Targa Resources surges on record EBITDA, 25% dividend hike
Midstream operator raised 2026 guidance despite revenue miss, plans $4.5B in expansion projects
Targa Resources shares rose sharply in Thursday trading after the midstream energy operator reported record earnings and announced a significant dividend increase, signaling confidence in its expanding Permian Basin infrastructure despite missing revenue expectations.
The Houston-based company reported fourth-quarter adjusted EBITDA of $1.341 billion, a 20% increase from the same period last year, while full-year 2025 adjusted EBITDA reached a record $4.96 billion, also up 20% year-over-year. Net income for the quarter surged 55% to $545 million.
Revenue of $4.06 billion fell 12.9% short of analyst expectations of $4.66 billion, but the stronger-than-expected profitability metrics overshadowed the top-line shortfall. The stock was trading 1.5% higher at $227.62 in afternoon trading, having reached a new 52-week high of $229.88 earlier in the session.
The company raised its 2026 adjusted EBITDA guidance to $5.4 billion to $5.6 billion, representing 11% growth at the midpoint compared to 2025. Additionally, Targa announced plans to recommend a 25% increase in its annual dividend to $5.00 per share, or $1.25 quarterly, effective for the first quarter of 2026.

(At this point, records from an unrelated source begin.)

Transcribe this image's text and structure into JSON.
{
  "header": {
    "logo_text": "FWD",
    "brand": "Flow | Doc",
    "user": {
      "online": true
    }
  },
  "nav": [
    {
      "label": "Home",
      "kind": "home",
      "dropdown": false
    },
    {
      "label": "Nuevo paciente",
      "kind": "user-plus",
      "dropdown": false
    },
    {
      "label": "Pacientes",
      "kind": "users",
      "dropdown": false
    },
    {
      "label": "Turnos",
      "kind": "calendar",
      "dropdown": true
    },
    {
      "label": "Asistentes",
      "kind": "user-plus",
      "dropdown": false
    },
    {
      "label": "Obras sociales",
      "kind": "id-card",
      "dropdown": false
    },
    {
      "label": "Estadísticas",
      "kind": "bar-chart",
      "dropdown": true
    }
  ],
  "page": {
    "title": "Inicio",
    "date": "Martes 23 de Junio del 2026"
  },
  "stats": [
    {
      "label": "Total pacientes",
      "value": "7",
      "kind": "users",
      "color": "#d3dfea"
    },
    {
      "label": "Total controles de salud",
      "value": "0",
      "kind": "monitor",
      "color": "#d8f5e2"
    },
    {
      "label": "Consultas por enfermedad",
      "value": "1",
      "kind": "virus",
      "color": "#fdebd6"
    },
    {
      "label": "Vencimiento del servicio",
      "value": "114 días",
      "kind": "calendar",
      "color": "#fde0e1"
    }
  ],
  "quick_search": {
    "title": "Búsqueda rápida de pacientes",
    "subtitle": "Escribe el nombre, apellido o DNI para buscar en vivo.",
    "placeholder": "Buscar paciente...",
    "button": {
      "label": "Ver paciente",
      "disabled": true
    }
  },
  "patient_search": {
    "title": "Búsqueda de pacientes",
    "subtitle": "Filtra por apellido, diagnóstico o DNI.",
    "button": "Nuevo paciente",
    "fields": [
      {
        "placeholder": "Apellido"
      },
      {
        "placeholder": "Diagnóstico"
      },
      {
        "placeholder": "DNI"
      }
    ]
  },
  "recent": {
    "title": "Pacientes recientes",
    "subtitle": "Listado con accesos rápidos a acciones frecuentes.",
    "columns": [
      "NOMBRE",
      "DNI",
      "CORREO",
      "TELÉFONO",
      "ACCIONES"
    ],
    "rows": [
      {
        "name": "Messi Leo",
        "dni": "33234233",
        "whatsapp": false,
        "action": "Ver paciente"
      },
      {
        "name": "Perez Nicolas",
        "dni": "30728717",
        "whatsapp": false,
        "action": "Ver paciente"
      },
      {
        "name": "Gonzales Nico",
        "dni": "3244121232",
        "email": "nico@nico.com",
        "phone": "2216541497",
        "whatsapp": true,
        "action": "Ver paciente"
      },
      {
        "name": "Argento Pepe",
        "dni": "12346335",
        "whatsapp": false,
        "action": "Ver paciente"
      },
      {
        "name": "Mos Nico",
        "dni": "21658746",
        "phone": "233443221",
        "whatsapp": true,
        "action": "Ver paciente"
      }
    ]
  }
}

"We are very pleased with our strong operational and financial performance in 2025, which generated record adjusted EBITDA and significant free cash flow," said Matt Meloy, Targa's chief executive officer, in the earnings statement. "The positive momentum across our business continues, driven by the strength of our Permian position."
Targa outlined ambitious expansion plans for 2026, including estimated net growth capital expenditures of approximately $4.5 billion. The investments will fund six new natural gas liquid processing plants in the Permian Basin, three new fractionators at its Mont Belvieu complex, and the Speedway NGL Pipeline. The company also announced a new 150,000 barrel-per-day fractionator, Train 13, scheduled to begin operations in the first quarter of 2028.
Analysts have grown increasingly bullish on the stock ahead of earnings. Morgan Stanley raised its price target to $266 from $264 on January 28, maintaining an "overweight" rating, while Scotiabank reiterated an "outperform" rating with a $224 price target on January 16.
The dividend increase marks the latest step in Targa's shareholder return strategy, which has seen the company progressively boost payouts as its fee-based revenue stream has expanded. More than 90% of the company's revenue is now fee-based, providing stability amid commodity price volatility.
Looking ahead, the company expects to complete major downstream capital projects in the second half of 2027, which Meloy said will "provide significant operating leverage and drive Targa's next transformation towards growing and durable free cash flow."
The upcoming Yeti II processing plant in the Permian Delaware Basin, expected to commence operations in the fourth quarter of 2027, represents another key growth catalyst. Combined with the expanded Mont Belvieu fractionation capacity, these projects should position Targa to capitalize on continued production growth in America's most prolific oil and gas field.